小豆をことことと煮て、そのままお汁粉で食べることが多かったのですが、気が向くと、自己流で和菓子もどきを作って楽しんでいました。今見ると笑ってしまうようなものばかりですが、恥を忍んでいくつかご紹介したいと思います。

「ドラ焼きを夢見る小豆サンド」
本当はドラ焼きになるはずだったのですが、うまく行きませんでした。迷惑を顧みず、心の友たちにも食べてもらいました。家庭平和を願うフィリップは、美味しいと言って残さず食べましたよ。

 
「自己主張の欠ける栗菓子」
やけどしながら漉し餡を作りました。小豆がふつふつとはね、台所が物凄いことになりました。手間隙がかかったわりに、主張がなく、いまひとつぱっとしない代物でした。

 


「もっさりとした栗蒸羊羹」
これもまた、かなり時間がかかりました。レシピは一応見るのですが、自分の都合の良いように、勝手に変えてしまうので、こういう結果になります。毎回反省するのですが、適当な性格はなかなか直りません。


「堪忍小豆」
杏仁豆腐を作り、その上に煮た小豆をのせただけです。こういうシンプルなものの方が、いくらかマシで、許してもらえそうです。


「賞味期限切れですか」
形を整えた漉し餡に抹茶をまぶしてみました。出来立ては結構綺麗だったのですが、心の友のところに着く頃には抹茶が餡に染みこんで、不気味な色になっていました。まるでカビが生えたように見えました。ちょうど居合わせた、和菓子は初めてというフランス人にも食べさせてしまいました。礼儀正しく、美味しいと言ってくれましたが、もう和菓子は懲り懲りなどという事になっていないことを願うばかりです。


「迷惑な抹茶サンド」
あずきと果物を抹茶のパンケーキで挟んでみました。味はまぁまぁでしたが、とても食べにくかったです。なにもこんな風に挟まなくても・・・という感じです。

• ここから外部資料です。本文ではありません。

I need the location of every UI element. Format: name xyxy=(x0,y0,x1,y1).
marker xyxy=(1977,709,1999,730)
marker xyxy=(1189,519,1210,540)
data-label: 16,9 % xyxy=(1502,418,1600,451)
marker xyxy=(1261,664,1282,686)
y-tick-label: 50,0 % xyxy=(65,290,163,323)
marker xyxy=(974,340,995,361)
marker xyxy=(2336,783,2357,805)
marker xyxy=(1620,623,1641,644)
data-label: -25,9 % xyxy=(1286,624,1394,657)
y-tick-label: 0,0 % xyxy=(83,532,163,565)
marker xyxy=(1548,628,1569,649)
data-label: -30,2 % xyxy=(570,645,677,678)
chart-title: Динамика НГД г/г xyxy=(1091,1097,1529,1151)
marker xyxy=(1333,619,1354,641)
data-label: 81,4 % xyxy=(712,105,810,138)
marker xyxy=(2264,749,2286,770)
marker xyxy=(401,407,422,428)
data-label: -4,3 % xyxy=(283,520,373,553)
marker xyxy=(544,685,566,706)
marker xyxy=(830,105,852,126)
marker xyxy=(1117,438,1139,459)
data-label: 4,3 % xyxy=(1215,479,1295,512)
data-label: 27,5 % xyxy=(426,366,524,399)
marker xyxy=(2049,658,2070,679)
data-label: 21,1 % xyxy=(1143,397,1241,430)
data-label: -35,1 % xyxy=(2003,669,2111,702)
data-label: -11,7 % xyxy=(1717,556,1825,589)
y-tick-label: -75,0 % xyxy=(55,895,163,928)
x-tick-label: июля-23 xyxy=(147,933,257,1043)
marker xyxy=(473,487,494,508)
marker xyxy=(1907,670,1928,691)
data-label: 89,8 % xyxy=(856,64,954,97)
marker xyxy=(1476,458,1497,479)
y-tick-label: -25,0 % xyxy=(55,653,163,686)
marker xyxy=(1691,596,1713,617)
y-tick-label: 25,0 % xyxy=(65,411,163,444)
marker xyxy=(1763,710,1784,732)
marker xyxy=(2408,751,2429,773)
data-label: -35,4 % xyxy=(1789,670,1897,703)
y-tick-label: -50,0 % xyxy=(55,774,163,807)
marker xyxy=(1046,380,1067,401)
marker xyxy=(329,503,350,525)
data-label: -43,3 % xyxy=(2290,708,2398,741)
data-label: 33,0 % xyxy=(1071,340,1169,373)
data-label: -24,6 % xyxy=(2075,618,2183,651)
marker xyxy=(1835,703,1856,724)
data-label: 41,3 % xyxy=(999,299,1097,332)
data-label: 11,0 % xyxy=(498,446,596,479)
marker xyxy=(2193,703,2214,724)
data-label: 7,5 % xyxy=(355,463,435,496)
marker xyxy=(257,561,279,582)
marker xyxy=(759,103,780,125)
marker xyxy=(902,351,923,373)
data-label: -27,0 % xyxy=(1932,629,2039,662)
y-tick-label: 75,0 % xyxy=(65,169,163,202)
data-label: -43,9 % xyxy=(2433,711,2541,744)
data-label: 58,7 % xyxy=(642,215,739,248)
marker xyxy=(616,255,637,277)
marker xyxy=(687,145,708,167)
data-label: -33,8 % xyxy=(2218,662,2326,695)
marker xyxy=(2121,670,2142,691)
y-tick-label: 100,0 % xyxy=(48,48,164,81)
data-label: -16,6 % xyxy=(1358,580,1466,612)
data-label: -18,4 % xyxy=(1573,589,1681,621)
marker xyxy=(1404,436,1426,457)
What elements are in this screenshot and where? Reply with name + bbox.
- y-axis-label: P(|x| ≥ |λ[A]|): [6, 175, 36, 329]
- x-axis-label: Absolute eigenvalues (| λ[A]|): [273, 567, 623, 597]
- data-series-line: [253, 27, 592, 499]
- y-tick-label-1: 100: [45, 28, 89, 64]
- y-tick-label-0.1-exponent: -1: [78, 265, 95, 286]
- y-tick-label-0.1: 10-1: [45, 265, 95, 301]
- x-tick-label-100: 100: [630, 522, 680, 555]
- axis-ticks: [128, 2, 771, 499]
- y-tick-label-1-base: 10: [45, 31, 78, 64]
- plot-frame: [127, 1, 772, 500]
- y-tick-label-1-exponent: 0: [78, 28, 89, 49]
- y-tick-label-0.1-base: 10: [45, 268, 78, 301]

まだまだありますが、切りがないのでこの辺でおしまいにします。美味しい和菓子をいつでも買える今となっては、変なものを作っていたものだと、我ながら呆れてしまいます。でも、手に入らない状況であったからこそ、自分でいろいろと工夫して作る楽しみを知ることができた気がしています。煮えた小豆に注ぎ込む黒砂糖のように、ちょっと甘やかな思い出です。